The information came to light in the long-awaited McAleese Report that confirmed a direct State in the workhouses operated by religious orders affiliated to the Catholic Church.  
The inter-departmental inquiry, chaired by Senator Martin McAleese, shows Limerick women and girls represented nearly 7 per cent of the national total of 10,012 women kept in the ten laundries run by four religious congregations between 1922 and 1996.
The Good Shepard nuns, a French order, operated a laundry at Clare Street / Pennywell Road from 1858 until 1982. It had capacity for 120 women.
Speaking on Limerick's Live 95, Catherine Lynch, who was a 'penitent' of the Clare Street laundry for four years, said she was sent there by a priest at the age of 14 because she was 'bold'.
"[The nuns] were very strict. We worked hard. You slaved. You stood all day ironing or at the rollers. If you escaped, your hair would be shaved as punishment,"she said.
The main findings of Tuesday's report concluded that:
Over a quarter of the women who were held in the Magdalene laundries were sent in directly by the State.
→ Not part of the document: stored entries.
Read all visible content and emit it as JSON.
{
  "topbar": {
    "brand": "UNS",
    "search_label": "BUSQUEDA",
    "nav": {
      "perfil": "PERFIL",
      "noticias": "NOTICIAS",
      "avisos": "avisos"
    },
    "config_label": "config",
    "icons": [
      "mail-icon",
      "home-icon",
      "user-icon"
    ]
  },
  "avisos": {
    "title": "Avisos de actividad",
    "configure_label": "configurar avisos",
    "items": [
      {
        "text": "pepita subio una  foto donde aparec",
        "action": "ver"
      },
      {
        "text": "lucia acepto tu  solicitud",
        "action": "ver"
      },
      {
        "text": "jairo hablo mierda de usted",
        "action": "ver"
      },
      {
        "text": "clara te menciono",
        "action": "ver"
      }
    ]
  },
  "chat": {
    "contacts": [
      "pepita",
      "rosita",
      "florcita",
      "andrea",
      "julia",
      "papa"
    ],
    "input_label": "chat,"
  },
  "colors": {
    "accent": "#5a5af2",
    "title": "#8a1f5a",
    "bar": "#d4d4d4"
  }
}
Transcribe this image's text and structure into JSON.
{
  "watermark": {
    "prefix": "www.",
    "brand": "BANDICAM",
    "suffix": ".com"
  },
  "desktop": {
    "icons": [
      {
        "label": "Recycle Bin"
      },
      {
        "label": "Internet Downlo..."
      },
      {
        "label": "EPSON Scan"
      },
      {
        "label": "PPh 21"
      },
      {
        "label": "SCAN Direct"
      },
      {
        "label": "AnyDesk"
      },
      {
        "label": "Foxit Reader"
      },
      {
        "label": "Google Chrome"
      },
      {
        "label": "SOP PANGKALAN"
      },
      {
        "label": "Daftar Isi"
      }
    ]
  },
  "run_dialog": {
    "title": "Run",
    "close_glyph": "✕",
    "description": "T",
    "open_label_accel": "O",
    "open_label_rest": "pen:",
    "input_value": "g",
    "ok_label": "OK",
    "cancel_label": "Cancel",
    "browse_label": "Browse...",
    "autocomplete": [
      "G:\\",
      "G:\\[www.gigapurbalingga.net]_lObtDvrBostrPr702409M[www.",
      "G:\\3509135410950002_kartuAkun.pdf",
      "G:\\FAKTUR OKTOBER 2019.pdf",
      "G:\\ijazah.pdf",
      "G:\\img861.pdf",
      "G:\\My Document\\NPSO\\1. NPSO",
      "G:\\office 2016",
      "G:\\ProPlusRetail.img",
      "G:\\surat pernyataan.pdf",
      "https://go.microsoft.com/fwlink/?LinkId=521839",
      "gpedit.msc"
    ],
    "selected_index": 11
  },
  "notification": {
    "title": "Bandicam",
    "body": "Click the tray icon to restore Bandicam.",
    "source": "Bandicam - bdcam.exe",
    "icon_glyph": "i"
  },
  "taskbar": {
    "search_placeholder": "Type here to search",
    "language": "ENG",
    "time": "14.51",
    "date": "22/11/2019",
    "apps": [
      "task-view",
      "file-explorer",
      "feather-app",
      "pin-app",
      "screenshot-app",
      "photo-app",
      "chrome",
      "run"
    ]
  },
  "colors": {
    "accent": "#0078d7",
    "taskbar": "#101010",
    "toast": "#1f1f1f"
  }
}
The State gave lucrative laundry contracts to these institutions, which included the Limerick Army Barracks.
Half of the girls and women incarcerated nationally were under the age of 23. The youngest entrant was nine and the eldest was 89.
40 per cent of the girls and women spent more than a year incarcerated in the Magdalene Laundry system.
'Penitents' had to endure a 'harsh and physically demanding' work environment and many suffered 'confusion and fear'.
The report also found that 93 Limerick women died at the Good Shepard laundry during the 60-year span and 15 of these deaths were not registered properly.
Independent councillor John Gilligan, who successfully campaigned to have the women who died while in the care of Limerick's laundry commemorated at Mount Saint Laurence cemetary, said he's embarrassed by the Government's reaction.
"The State must make a full apology on behalf of Irish society who allowed these institutions to operate. It makes me sick that we are handing over millions to bankers while we can't even offer these women a lousy pension," he said.
In a statement, the Good Shepard Order said it 'sincerely regrets that women experienced hurt and hardship.'
"We were part of the system and the culture of the time. We acted in good faith providing a refuge. It saddens us deeply to hear that the time spent with us, often as part of a wider difficult experience, has had such a traumatic impact on the lives of these women,"
Laundry survivors were excluded from the State's €1 billion compensation scheme for the victims of abuse in industrial schools.
The former Good Shepard asylum is now home to the Limerick School of Art and Design.